Since 1.4.17 (core) / 0.20.17 (libraries)#

New#

  • [ui] Global Asset Graph performance improvement - the first time you load the graph it will be cached to disk and any subsequent load of the graph should load instantly.

Bugfixes#

  • Fixed a bug where deleted runs could retain instance-wide op concurrency slots.

Breaking Changes#

  • AssetExecutionContext is now a subclass of OpExecutionContext, not a type alias. The code
def my_helper_function(context: AssetExecutionContext):
    ...

@op
def my_op(context: OpExecutionContext):
    my_helper_function(context)

will cause type checking errors. To migrate, update type hints to respect the new subclassing.

  • AssetExecutionContext cannot be used as the type annotation for @ops run in @jobs. To migrate, update the type hint in @op to OpExecutionContext. @ops that are used in @graph_assets may still use the AssetExecutionContext type hint.
# old
@op
def my_op(context: AssetExecutionContext):
    ...

# correct
@op
def my_op(context: OpExecutionContext):
    ...
  • [ui] We have removed the option to launch an asset backfill as a single run. To achieve this behavior, add backfill_policy=BackfillPolicy.single_run() to your assets.

Community Contributions#

  • has_dynamic_partition implementation has been optimized. Thanks @edvardlindelof!
  • [dagster-airbyte] Added an optional stream_to_asset_map argument to build_airbyte_assets to support the Airbyte prefix setting with special characters.
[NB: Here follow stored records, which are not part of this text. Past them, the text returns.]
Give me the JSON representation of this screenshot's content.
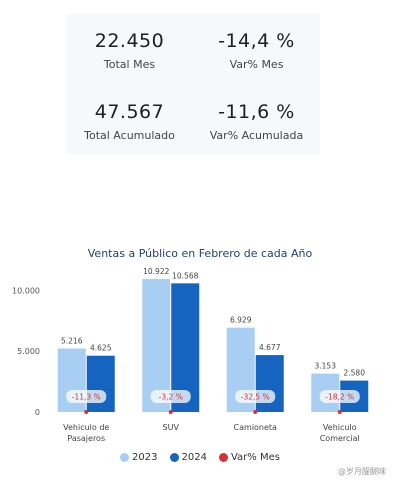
{
  "kpis": [
    {
      "value": "22.450",
      "label": "Total Mes"
    },
    {
      "value": "-14,4 %",
      "label": "Var% Mes"
    },
    {
      "value": "47.567",
      "label": "Total Acumulado"
    },
    {
      "value": "-11,6 %",
      "label": "Var% Acumulada"
    }
  ],
  "watermark": "@岁月醍醐味",
  "chart_data": {
    "type": "bar",
    "title": "Ventas a Público en Febrero de cada Año",
    "categories": [
      [
        "Vehiculo de",
        "Pasajeros"
      ],
      [
        "SUV"
      ],
      [
        "Camioneta"
      ],
      [
        "Vehiculo",
        "Comercial"
      ]
    ],
    "series": [
      {
        "name": "2023",
        "values": [
          5216,
          10922,
          6929,
          3153
        ],
        "labels": [
          "5.216",
          "10.922",
          "6.929",
          "3.153"
        ],
        "color": "#a8cff3"
      },
      {
        "name": "2024",
        "values": [
          4625,
          10568,
          4677,
          2580
        ],
        "labels": [
          "4.625",
          "10.568",
          "4.677",
          "2.580"
        ],
        "color": "#1565c0"
      }
    ],
    "variance": {
      "name": "Var% Mes",
      "labels": [
        "-11,3 %",
        "-3,2 %",
        "-32,5 %",
        "-18,2 %"
      ],
      "color": "#d13438"
    },
    "yticks": [
      0,
      5000,
      10000
    ],
    "ytick_labels": [
      "0",
      "5.000",
      "10.000"
    ],
    "ylim": [
      0,
      11500
    ],
    "legend_position": "bottom",
    "grid": false
  }
}
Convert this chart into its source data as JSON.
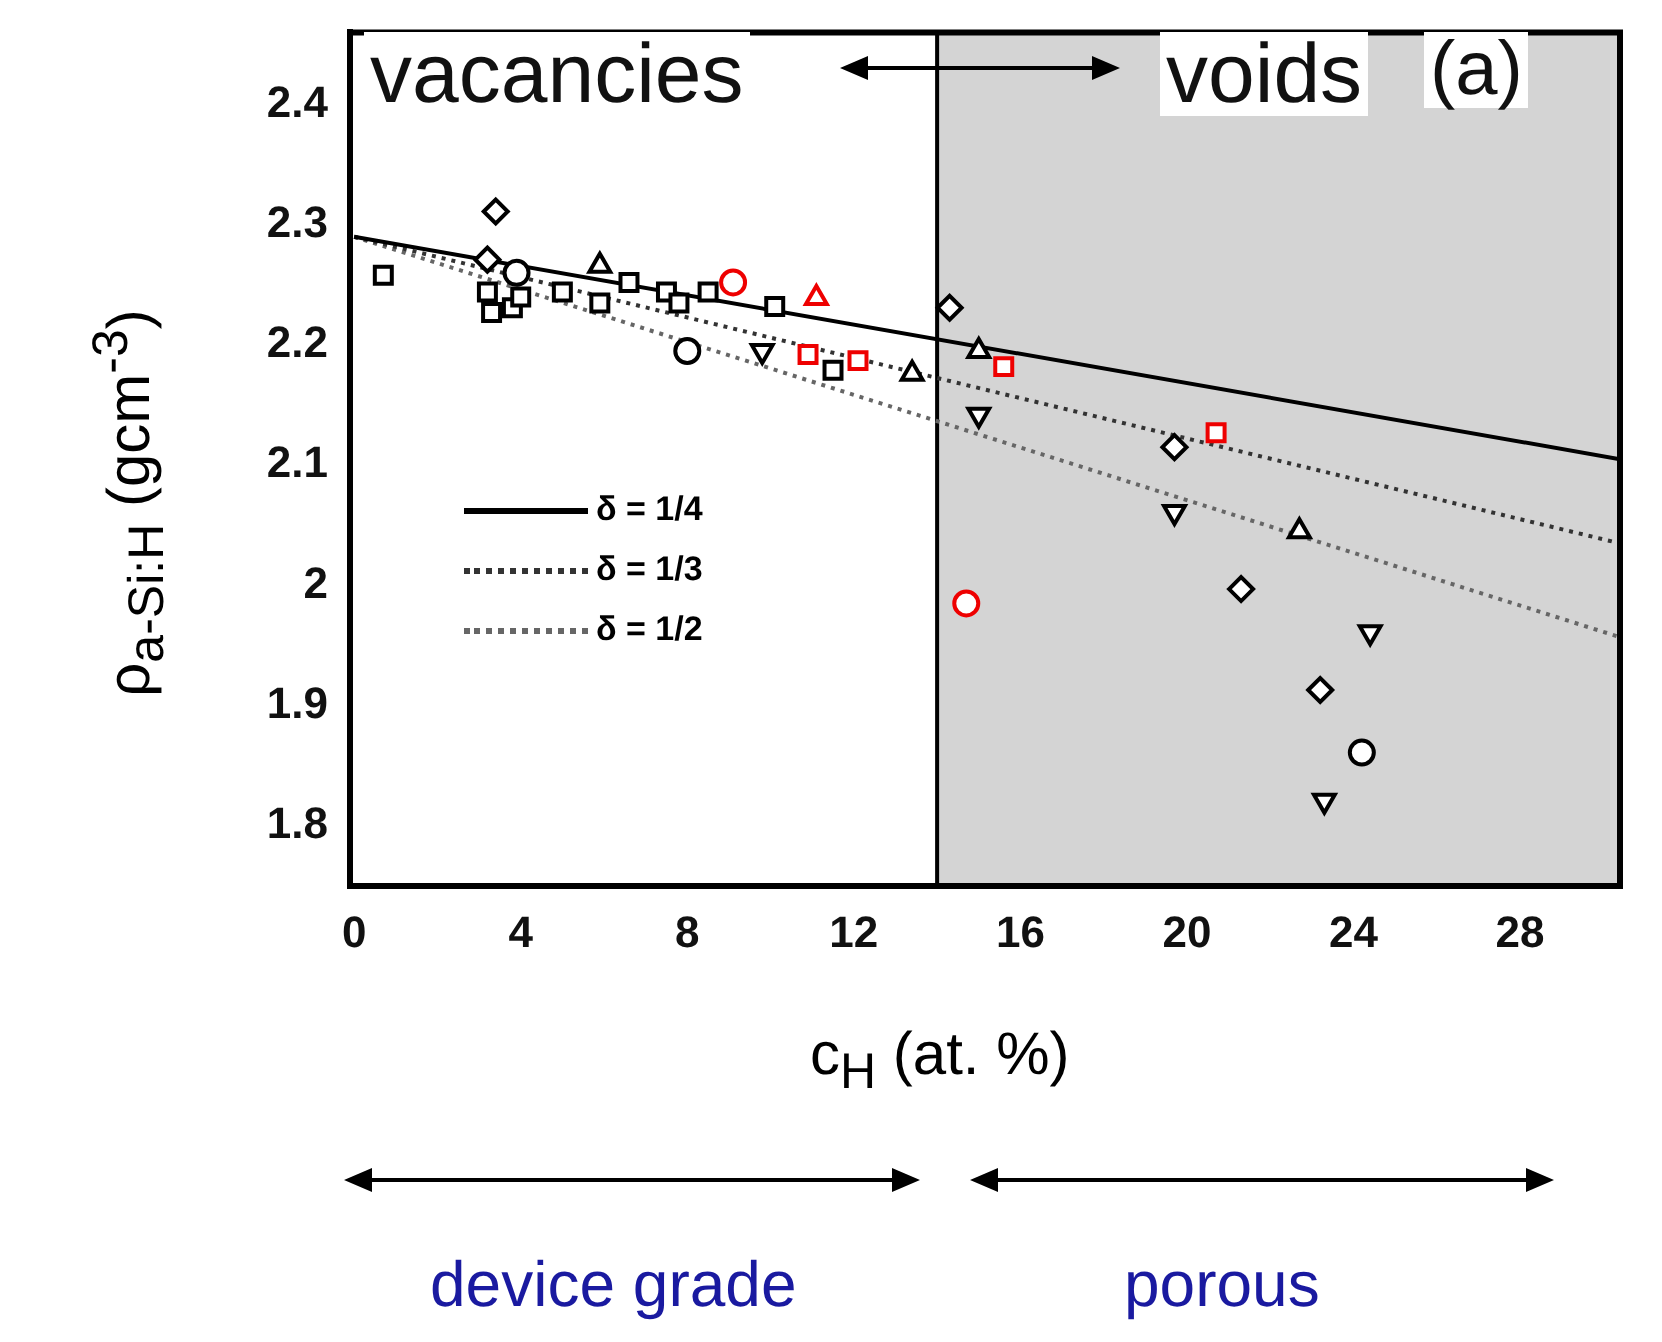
{
  "chart_data": {
    "type": "scatter",
    "xlabel": "c$_{H}$ (at. %)",
    "ylabel": "ρ$_{a-Si:H}$ (gcm$^{-3}$)",
    "xlim": [
      -0.1,
      30.4
    ],
    "ylim": [
      1.75,
      2.46
    ],
    "xticks": [
      0,
      4,
      8,
      12,
      16,
      20,
      24,
      28
    ],
    "yticks": [
      1.8,
      1.9,
      2.0,
      2.1,
      2.2,
      2.3,
      2.4
    ],
    "grid": false,
    "legend": "left",
    "series": [
      {
        "type": "line",
        "name": "δ = 1/4",
        "color": "#000000",
        "line_style": "solid",
        "marker": "none",
        "x": [
          0,
          30.4
        ],
        "values": [
          2.29,
          2.105
        ]
      },
      {
        "type": "line",
        "name": "δ = 1/3",
        "color": "#333333",
        "line_style": "dotted",
        "marker": "none",
        "x": [
          0,
          30.4
        ],
        "values": [
          2.29,
          2.035
        ]
      },
      {
        "type": "line",
        "name": "δ = 1/2",
        "color": "#666666",
        "line_style": "dotted",
        "marker": "none",
        "x": [
          0,
          30.4
        ],
        "values": [
          2.29,
          1.957
        ]
      },
      {
        "color": "#000000",
        "marker": "square",
        "x": [
          0.7,
          3.2,
          3.3,
          3.8,
          4.0,
          5.0,
          5.9,
          6.6,
          7.5,
          7.8,
          8.5,
          10.1,
          11.5
        ],
        "values": [
          2.258,
          2.244,
          2.227,
          2.231,
          2.24,
          2.244,
          2.235,
          2.252,
          2.244,
          2.235,
          2.244,
          2.232,
          2.179
        ]
      },
      {
        "color": "#000000",
        "marker": "diamond",
        "x": [
          3.4,
          3.2,
          14.3,
          19.7,
          21.3,
          23.2
        ],
        "values": [
          2.311,
          2.271,
          2.231,
          2.115,
          1.997,
          1.913
        ]
      },
      {
        "color": "#000000",
        "marker": "triangle",
        "x": [
          5.9,
          13.4,
          15.0,
          22.7
        ],
        "values": [
          2.266,
          2.176,
          2.195,
          2.045
        ]
      },
      {
        "color": "#000000",
        "marker": "triangle-down",
        "x": [
          9.8,
          15.0,
          19.7,
          24.4,
          23.3
        ],
        "values": [
          2.195,
          2.142,
          2.061,
          1.961,
          1.821
        ]
      },
      {
        "color": "#000000",
        "marker": "circle",
        "x": [
          3.9,
          8.0,
          24.2
        ],
        "values": [
          2.26,
          2.195,
          1.861
        ]
      },
      {
        "color": "#ee0000",
        "marker": "circle",
        "x": [
          9.1,
          14.7
        ],
        "values": [
          2.252,
          1.985
        ]
      },
      {
        "color": "#ee0000",
        "marker": "square",
        "x": [
          10.9,
          12.1,
          15.6,
          20.7
        ],
        "values": [
          2.192,
          2.187,
          2.182,
          2.127
        ]
      },
      {
        "color": "#ee0000",
        "marker": "triangle",
        "x": [
          11.1
        ],
        "values": [
          2.239
        ]
      }
    ],
    "ref_lines": [
      {
        "axis": "x",
        "value": 14,
        "color": "#000000"
      }
    ],
    "bands": [
      {
        "axis": "x",
        "from": 14,
        "to": 30.4,
        "color": "#d4d4d4"
      }
    ],
    "annotations": [
      "vacancies",
      "voids",
      "(a)",
      "device grade",
      "porous"
    ]
  }
}
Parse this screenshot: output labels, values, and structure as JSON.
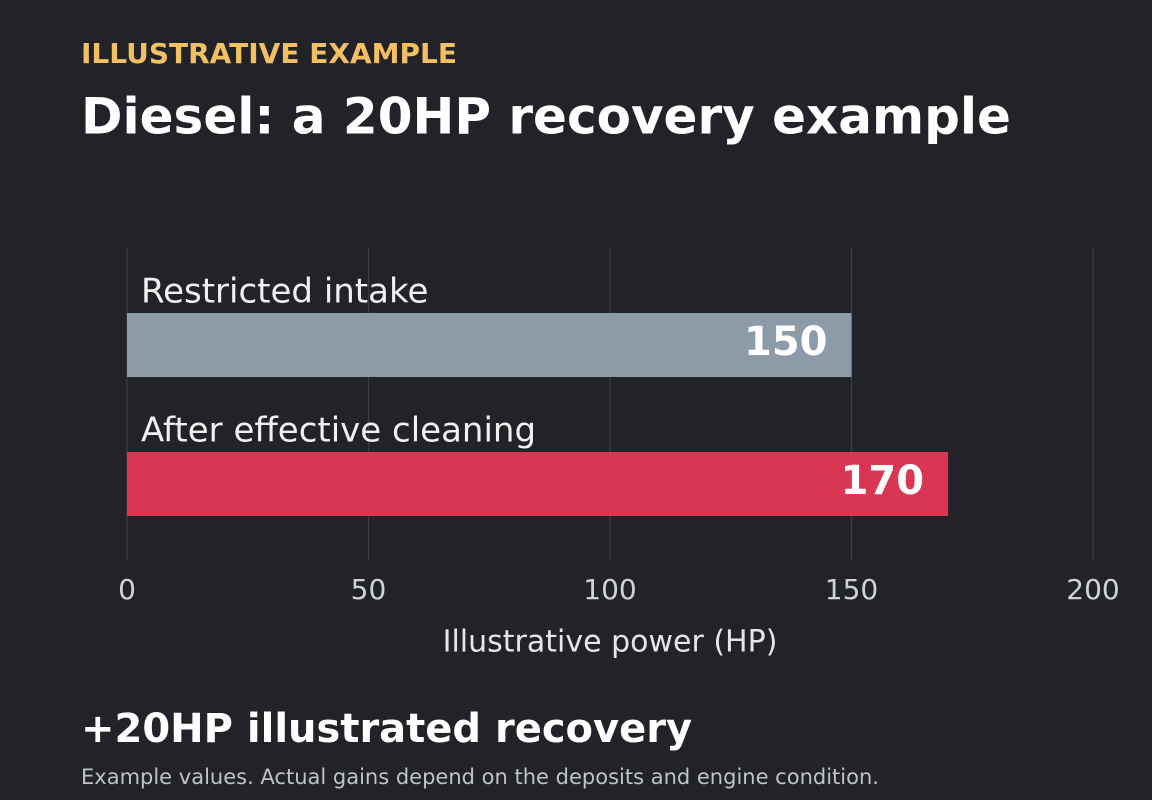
{
  "chart_data": {
    "type": "bar",
    "orientation": "horizontal",
    "kicker": "ILLUSTRATIVE EXAMPLE",
    "title": "Diesel: a 20HP recovery example",
    "categories": [
      "Restricted intake",
      "After effective cleaning"
    ],
    "values": [
      150,
      170
    ],
    "colors": [
      "#8d9aa8",
      "#d93654"
    ],
    "xlim": [
      0,
      200
    ],
    "xticks": [
      0,
      50,
      100,
      150,
      200
    ],
    "xlabel": "Illustrative power (HP)",
    "grid": true,
    "headline": "+20HP illustrated recovery",
    "note": "Example values. Actual gains depend on the deposits and engine condition."
  }
}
Thanks @chollinger93!
  • [dagster-k8s] Moved “labels” to a lower precedence. Thanks @jrouly!
  • [dagster-k8s] Improved handling of failed jobs. Thanks @Milias!
  • [dagster-databricks] Fixed an issue where DatabricksPysparkStepLauncher fails to get logs when job_run doesn’t have cluster_id at root level. Thanks @PadenZach!
  • Docs type fix from @sethusabarish, thank you!

Documentation#

  • Our Partitions documentation has gotten a facelift! We’ve split the original page into several smaller pages, as follows:

Dagster Cloud#

  • New dagster-insights sub-module - We have released an experimental dagster_cloud.dagster_insights module that contains utilities for capturing and submitting external metrics about data operations to Dagster Cloud via an api. Dagster Cloud Insights is a soon-to-be released feature that shows improves visibility into usage and cost metrics such as run duration and Snowflake credits in the Cloud UI.